Dallas Bump (1918–2016)

Dallas Bump of Royal (Garland County) was a fourth-generation chair maker who constructed handcrafted furniture for more than seventy-five years. One of his handmade chairs, the “Bump Rocker,” spread his renown around the world. Along with being named an Arkansas Living Treasure by the Arkansas Arts Council in 2013, he saw his work featured in Southern Living magazine, spotlighted on television’s Good Morning America, and lauded by the Smithsonian Institution. One of his rockers found a home in the White House during the Bill Clinton administration. A Bump rocker is unique, as each step, from the fallen tree onward, was controlled by Dallas Bump and his family. The chairs are made one at a time and assembled with the family’s signature method.

Dallas Oliver Bump was born to Fred Bump and Della Owen Bump on March 4, 1918, in Royal.
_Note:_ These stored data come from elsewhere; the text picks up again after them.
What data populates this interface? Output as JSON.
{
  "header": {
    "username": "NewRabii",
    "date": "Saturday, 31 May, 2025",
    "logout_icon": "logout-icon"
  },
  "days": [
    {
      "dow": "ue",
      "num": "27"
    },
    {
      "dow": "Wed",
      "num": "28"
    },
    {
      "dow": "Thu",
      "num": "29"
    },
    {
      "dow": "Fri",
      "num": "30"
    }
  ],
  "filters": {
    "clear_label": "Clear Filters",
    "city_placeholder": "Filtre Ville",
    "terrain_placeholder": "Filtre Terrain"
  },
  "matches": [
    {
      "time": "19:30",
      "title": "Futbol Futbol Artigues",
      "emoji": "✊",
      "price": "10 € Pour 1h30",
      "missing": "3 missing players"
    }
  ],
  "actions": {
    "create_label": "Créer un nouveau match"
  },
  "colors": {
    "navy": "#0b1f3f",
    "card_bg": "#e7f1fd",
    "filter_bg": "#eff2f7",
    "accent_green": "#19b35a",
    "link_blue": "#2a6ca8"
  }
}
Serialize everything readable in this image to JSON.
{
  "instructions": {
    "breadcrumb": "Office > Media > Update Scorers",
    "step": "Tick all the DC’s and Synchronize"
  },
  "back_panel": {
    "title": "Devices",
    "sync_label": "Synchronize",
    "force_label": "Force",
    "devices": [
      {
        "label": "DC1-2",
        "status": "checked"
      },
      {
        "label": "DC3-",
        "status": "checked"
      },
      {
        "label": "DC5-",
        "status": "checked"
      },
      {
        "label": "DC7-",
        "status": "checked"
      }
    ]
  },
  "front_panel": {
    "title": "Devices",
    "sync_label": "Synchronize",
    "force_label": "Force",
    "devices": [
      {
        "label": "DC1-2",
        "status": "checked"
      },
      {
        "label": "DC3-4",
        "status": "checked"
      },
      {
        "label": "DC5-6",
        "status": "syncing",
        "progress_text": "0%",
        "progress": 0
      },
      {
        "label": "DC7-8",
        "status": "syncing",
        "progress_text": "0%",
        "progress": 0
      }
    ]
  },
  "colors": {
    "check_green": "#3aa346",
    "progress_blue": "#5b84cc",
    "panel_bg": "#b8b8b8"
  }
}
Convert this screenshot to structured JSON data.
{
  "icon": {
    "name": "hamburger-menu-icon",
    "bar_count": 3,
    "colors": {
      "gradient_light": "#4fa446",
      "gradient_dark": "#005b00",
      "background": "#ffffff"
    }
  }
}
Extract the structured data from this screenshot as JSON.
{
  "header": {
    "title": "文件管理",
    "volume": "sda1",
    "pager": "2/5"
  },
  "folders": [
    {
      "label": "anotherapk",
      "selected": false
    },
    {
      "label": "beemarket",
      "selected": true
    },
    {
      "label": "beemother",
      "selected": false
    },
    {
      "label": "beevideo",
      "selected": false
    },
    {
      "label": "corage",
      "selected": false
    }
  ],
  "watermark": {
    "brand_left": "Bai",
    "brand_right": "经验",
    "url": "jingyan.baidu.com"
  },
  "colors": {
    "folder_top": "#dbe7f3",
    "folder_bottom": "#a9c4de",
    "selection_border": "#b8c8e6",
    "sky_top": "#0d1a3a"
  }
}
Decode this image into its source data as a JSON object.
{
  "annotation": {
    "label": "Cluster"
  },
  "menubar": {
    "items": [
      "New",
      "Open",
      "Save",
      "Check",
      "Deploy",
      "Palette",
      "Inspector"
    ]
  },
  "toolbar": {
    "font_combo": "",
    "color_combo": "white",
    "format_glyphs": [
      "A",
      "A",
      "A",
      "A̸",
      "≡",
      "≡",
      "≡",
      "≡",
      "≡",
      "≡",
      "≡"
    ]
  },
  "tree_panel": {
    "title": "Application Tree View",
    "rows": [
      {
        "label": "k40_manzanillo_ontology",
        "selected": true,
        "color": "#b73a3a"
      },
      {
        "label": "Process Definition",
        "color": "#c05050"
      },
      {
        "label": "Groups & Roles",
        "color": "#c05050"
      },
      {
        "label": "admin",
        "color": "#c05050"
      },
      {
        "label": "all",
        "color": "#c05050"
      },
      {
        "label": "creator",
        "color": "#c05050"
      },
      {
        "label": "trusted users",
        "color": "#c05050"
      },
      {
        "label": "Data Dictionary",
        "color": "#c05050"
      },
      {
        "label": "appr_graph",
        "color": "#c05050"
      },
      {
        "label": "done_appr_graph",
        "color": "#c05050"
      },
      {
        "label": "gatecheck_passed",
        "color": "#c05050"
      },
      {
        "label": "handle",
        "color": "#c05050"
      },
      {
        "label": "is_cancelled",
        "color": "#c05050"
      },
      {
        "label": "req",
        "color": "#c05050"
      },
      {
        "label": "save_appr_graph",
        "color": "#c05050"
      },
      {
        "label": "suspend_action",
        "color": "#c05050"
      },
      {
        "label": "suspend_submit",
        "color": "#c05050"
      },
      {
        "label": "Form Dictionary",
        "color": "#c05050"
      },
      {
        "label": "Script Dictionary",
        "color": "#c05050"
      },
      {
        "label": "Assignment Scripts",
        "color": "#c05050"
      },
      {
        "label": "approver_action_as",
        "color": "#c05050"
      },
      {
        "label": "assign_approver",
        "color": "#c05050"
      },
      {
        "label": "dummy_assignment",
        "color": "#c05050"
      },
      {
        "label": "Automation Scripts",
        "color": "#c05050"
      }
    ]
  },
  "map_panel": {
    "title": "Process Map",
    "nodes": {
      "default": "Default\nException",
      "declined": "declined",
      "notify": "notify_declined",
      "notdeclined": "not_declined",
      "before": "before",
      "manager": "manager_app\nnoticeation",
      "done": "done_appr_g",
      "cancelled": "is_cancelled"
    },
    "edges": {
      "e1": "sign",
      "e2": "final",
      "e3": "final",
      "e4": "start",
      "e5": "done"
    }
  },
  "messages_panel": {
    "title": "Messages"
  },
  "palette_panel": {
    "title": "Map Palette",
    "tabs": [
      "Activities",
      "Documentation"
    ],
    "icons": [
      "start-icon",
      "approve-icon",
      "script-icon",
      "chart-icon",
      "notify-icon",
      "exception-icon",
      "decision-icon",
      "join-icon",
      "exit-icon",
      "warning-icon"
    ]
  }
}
He came from a long line of people involved in chair-making. In about 1870, Dallas Bump’s grandfather, French immigrant Philander Bump, settled in an unincorporated rural community called Bear (Garland County), located between Hot Springs (Garland County) and Mount Ida (Montgomery County). Philander Bump learned the art of chair making from his mother, who traced the roots of the family’s expertise back to master craftsmen in France.

As a boy, Dallas Bump apprenticed under his father. The family developed the “Bump Rocker,” which is still made using many of the same tools, patterns, and methods that were handed down by Philander Bump and his father-in-law, William Rouse.

The family’s famed rocking chair is entirely handmade and constructed from red and white oak. Its seat and back are crafted from hand-woven strips of wood, with a frame that is said to last at least a century. The chair is constructed without using glue, nails, pegs, or screws. Instead, the wood is joined to half-dried pieces, which fit together securely after they dry and shrink.

Bump recalled working up to fourteen hours a day with his father during the 1920s and 1930s in order to sell about twelve dozen chairs a month. They loaded the furniture in their truck and followed two routes along mountain roads to sell their wares. Today, however, customers from around the country approach the family, which always has a backlog of orders to fill. Both male and female family members work on the construction of the chairs, which includes the skilled weaving of thin strips of white oak for seats and backs.

In 1939, Bump married Amelia Orrell Bump (1921–2007); they had six children.

The furniture shop remains in the same barn/workshop where Bump learned his trade as a child, including the same workbench where he used tools up to a century old. The extremely comfortable chairs today sell for $300 to $500. Though the rockers are the most popular item, the Bump family also builds stools and double rocking chairs called loveseats. They also create rocking chairs for children, as well as an extra-large version of the adult rocker known as the “John Lewis,” which was named for a neighbor and will seat a person up to 350 pounds. A unique rocker was made for a local shopkeeper who needed the chair to have an extra-wide arm to serve as a desktop so he could sit and work on his account books. Along with customers coming from all across the nation, President Bill Clinton took a Bump rocker with him to the White House.

In October 2015, the Hot Springs Sentinel-Record reported that a burglary took place at Dallas Bump’s storage buildings at Brady Mountain Lodge in Royal. Thieves stole items including saws, drills, sanders, hand planes, picks, axes, and knives. According to family members, the items stolen included those which had been handed down from Bump’s father and grandfather. Family and friends searched pawnshops, flea markets, etc., in Garland and Saline counties to try to recover some of the items, reimbursing people who unknowingly purchased the tools and heirlooms.

Dallas Bump died on July 16, 2016, at the age of ninety-eight.

For additional information:

“Dallas Bump.” Arkansas Arts Council. http://www.arkansasarts.org/living-treasure-award/dallas-bump (accessed October 20, 2020).

“Dallas Bump—Bump by Joe York.” http://www.youtube.com/watch?v=d83UMJSvCoE (accessed October 20, 2020).

Wells, Lindsey. “Thieves Ransack Chairmaker’s Workshop.” Hot Springs Sentinel-Record, October 28, 2015, p. 4.